How does one make an impact? How does one leave a legacy? By being a distinguished and inspirational professor, mentor and friend. Norman Cohn was such a man.

Cohn received his bachelor’s degree from the University of Pennsylvania, a master’s from the University of Kentucky and his doctorate from Yale University, making him an expert in the field of environmental and plant biology. Joining the Ohio University faculty in 1959 as a professor, he went on to serve as chair of the botany department and dean of the Graduate College for 11 years. He retired as a Distinguished Professor Emeritus of Environmental and Plant Biology in 1996.

“He was brilliant, funny, a remarkable teacher and an inspiration,” said Bob Goldberg, a 1966 OHIO graduate and distinguished professor of molecular, cell and developmental biology at the University of California. “Norm was a mentor to me and introduced me to what excellent teaching is, as well as what research is all about.”

Beyond the classroom, Cohn was active in the Ohio Valley Summer Theater in Athens for more than three decades. He served on the board from 1975 to 1980 and played several roles in various performances such as in “You Can’t Take It With You” as Paul Sycamore and in “Harvey” as Elwood P. Dowd. In 1982, he was recognized with the organization’s Baedecker Award.

Cohn died in July 2016 at 86, leaving behind a legacy that has continued in part through the Norman S. Cohn Research Fellowship in Plant Cell and Molecular Biology, established by Goldberg; Ralph Quatrano, MS ’64; and Dean DellaPenna Jr., BS ’84, in honor of their late mentor and friend.

Candidates for the fellowship must plan to conduct research during the summer semester and have a minimum 3.0 GPA.

“Having a young student being inspired to go into plant research would be the perfect memory,” Goldberg said.

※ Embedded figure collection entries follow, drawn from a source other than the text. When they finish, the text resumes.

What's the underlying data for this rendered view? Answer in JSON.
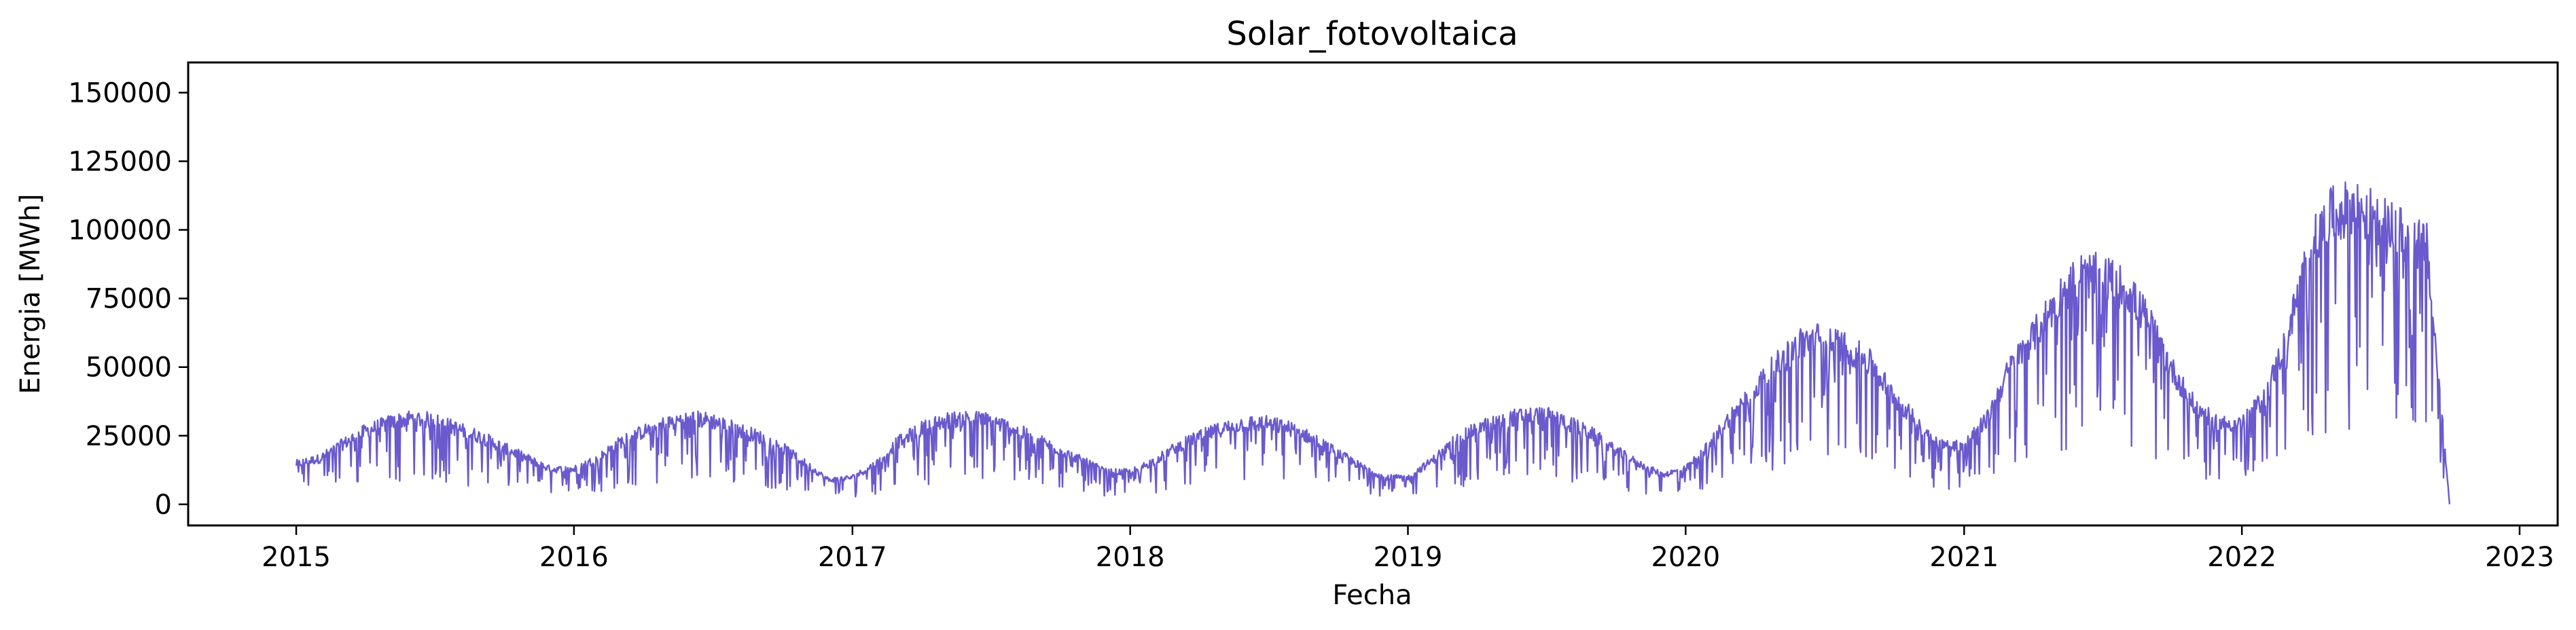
{
  "chart_data": {
    "type": "line",
    "title": "Solar_fotovoltaica",
    "xlabel": "Fecha",
    "ylabel": "Energia [MWh]",
    "x_range": [
      "2015-01-01",
      "2022-10-01"
    ],
    "xlim": [
      "2014-08-12",
      "2023-02-20"
    ],
    "ylim": [
      -7700,
      161000
    ],
    "x_ticks": [
      "2015",
      "2016",
      "2017",
      "2018",
      "2019",
      "2020",
      "2021",
      "2022",
      "2023"
    ],
    "y_ticks": [
      0,
      25000,
      50000,
      75000,
      100000,
      125000,
      150000
    ],
    "y_tick_labels": [
      "0",
      "25000",
      "50000",
      "75000",
      "100000",
      "125000",
      "150000"
    ],
    "grid": false,
    "legend": "none",
    "line_color": "#6a5acd",
    "series": [
      {
        "x": [
          "2015-01-01",
          "2015-02-01",
          "2015-03-01",
          "2015-04-01",
          "2015-05-01",
          "2015-06-01",
          "2015-07-01",
          "2015-08-01",
          "2015-09-01",
          "2015-10-01",
          "2015-11-01",
          "2015-12-01",
          "2016-01-01",
          "2016-02-01",
          "2016-03-01",
          "2016-04-01",
          "2016-05-01",
          "2016-06-01",
          "2016-07-01",
          "2016-08-01",
          "2016-09-01",
          "2016-10-01",
          "2016-11-01",
          "2016-12-01",
          "2017-01-01",
          "2017-02-01",
          "2017-03-01",
          "2017-04-01",
          "2017-05-01",
          "2017-06-01",
          "2017-07-01",
          "2017-08-01",
          "2017-09-01",
          "2017-10-01",
          "2017-11-01",
          "2017-12-01",
          "2018-01-01",
          "2018-02-01",
          "2018-03-01",
          "2018-04-01",
          "2018-05-01",
          "2018-06-01",
          "2018-07-01",
          "2018-08-01",
          "2018-09-01",
          "2018-10-01",
          "2018-11-01",
          "2018-12-01",
          "2019-01-01",
          "2019-02-01",
          "2019-03-01",
          "2019-04-01",
          "2019-05-01",
          "2019-06-01",
          "2019-07-01",
          "2019-08-01",
          "2019-09-01",
          "2019-10-01",
          "2019-11-01",
          "2019-12-01",
          "2020-01-01",
          "2020-02-01",
          "2020-03-01",
          "2020-04-01",
          "2020-05-01",
          "2020-06-01",
          "2020-07-01",
          "2020-08-01",
          "2020-09-01",
          "2020-10-01",
          "2020-11-01",
          "2020-12-01",
          "2021-01-01",
          "2021-02-01",
          "2021-03-01",
          "2021-04-01",
          "2021-05-01",
          "2021-06-01",
          "2021-07-01",
          "2021-08-01",
          "2021-09-01",
          "2021-10-01",
          "2021-11-01",
          "2021-12-01",
          "2022-01-01",
          "2022-02-01",
          "2022-03-01",
          "2022-04-01",
          "2022-05-01",
          "2022-06-01",
          "2022-07-01",
          "2022-08-01",
          "2022-09-01",
          "2022-10-01"
        ],
        "values": [
          15000,
          17000,
          22000,
          27000,
          30000,
          32000,
          31000,
          28000,
          25000,
          21000,
          17000,
          13000,
          13000,
          17000,
          23000,
          27000,
          30000,
          32000,
          31000,
          28000,
          25000,
          21000,
          15000,
          9000,
          10000,
          15000,
          23000,
          28000,
          31000,
          32000,
          31000,
          28000,
          24000,
          20000,
          16000,
          12000,
          12000,
          16000,
          21000,
          25000,
          28000,
          30000,
          30000,
          28000,
          24000,
          19000,
          14000,
          10000,
          10000,
          16000,
          23000,
          28000,
          31000,
          33000,
          33000,
          30000,
          26000,
          20000,
          15000,
          11000,
          13000,
          22000,
          33000,
          43000,
          52000,
          60000,
          62000,
          58000,
          52000,
          40000,
          30000,
          22000,
          22000,
          32000,
          50000,
          62000,
          75000,
          85000,
          85000,
          80000,
          68000,
          50000,
          36000,
          30000,
          30000,
          40000,
          62000,
          95000,
          108000,
          110000,
          105000,
          100000,
          95000,
          0
        ]
      }
    ]
  }
}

That student is Stacy Welker, a senior studying environmental and plant biology. Welker was awarded the $2,000 fellowship to conduct research alongside OHIO Environmental and Plant Biology Professor Allan Showalter. She examined dozens of plants and extracted DNA to study sugar enzymes in plant cell walls.

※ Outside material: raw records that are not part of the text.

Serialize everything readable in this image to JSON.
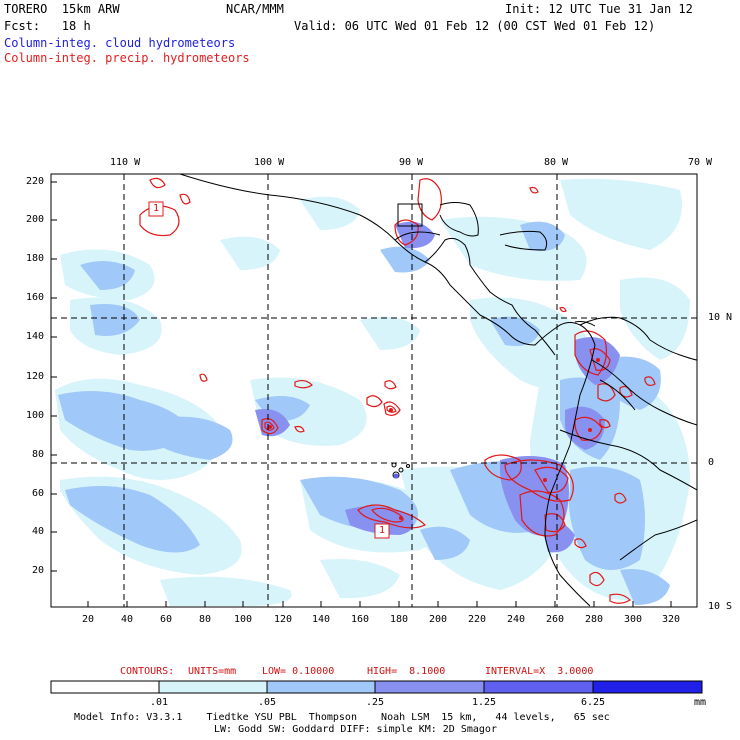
{
  "header": {
    "model": "TORERO  15km ARW",
    "org": "NCAR/MMM",
    "init": "Init: 12 UTC Tue 31 Jan 12",
    "fcst": "Fcst:   18 h",
    "valid": "Valid: 06 UTC Wed 01 Feb 12 (00 CST Wed 01 Feb 12)",
    "field1": "Column-integ. cloud hydrometeors",
    "field2": "Column-integ. precip. hydrometeors"
  },
  "map": {
    "lon_labels": [
      "110 W",
      "100 W",
      "90 W",
      "80 W",
      "70 W"
    ],
    "lat_labels": [
      "10 N",
      "0",
      "10 S"
    ],
    "y_ticks": [
      "220",
      "200",
      "180",
      "160",
      "140",
      "120",
      "100",
      "80",
      "60",
      "40",
      "20"
    ],
    "x_ticks": [
      "20",
      "40",
      "60",
      "80",
      "100",
      "120",
      "140",
      "160",
      "180",
      "200",
      "220",
      "240",
      "260",
      "280",
      "300",
      "320"
    ],
    "low_labels": [
      "1",
      "1"
    ]
  },
  "contour_info": {
    "contours": "CONTOURS:",
    "units": "UNITS=mm",
    "low": "LOW= 0.10000",
    "high": "HIGH=  8.1000",
    "interval": "INTERVAL=X  3.0000"
  },
  "colorbar": {
    "labels": [
      ".01",
      ".05",
      ".25",
      "1.25",
      "6.25"
    ],
    "unit": "mm",
    "colors": [
      "#ffffff",
      "#d8f4fb",
      "#a0c8f8",
      "#8890f0",
      "#6060f0",
      "#2020e8"
    ]
  },
  "footer": {
    "line1": "Model Info: V3.3.1    Tiedtke YSU PBL  Thompson    Noah LSM  15 km,   44 levels,   65 sec",
    "line2": "LW: Godd SW: Goddard DIFF: simple KM: 2D Smagor"
  }
}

“The plant cell wall participates in every aspect of the plant's life, so if we can understand how this helps to guide the process of growth, we can use that to better grow crops, or some of these cell wall molecules can be refined and made into products,” Welker said.

Welker also participated in a celebration of Cohn’s memory on Sept. 9 at the first Norman S. Cohn Research Symposium. Faculty, staff and students alike were given the chance to present their research findings in any facet of science.

Welker presented her work with Showalter and the progress they had made over the summer.

“(Stacy) made great inroads in terms of progress in this process,” Showalter said. “If she wasn’t here to do this, it wouldn’t have gotten done.”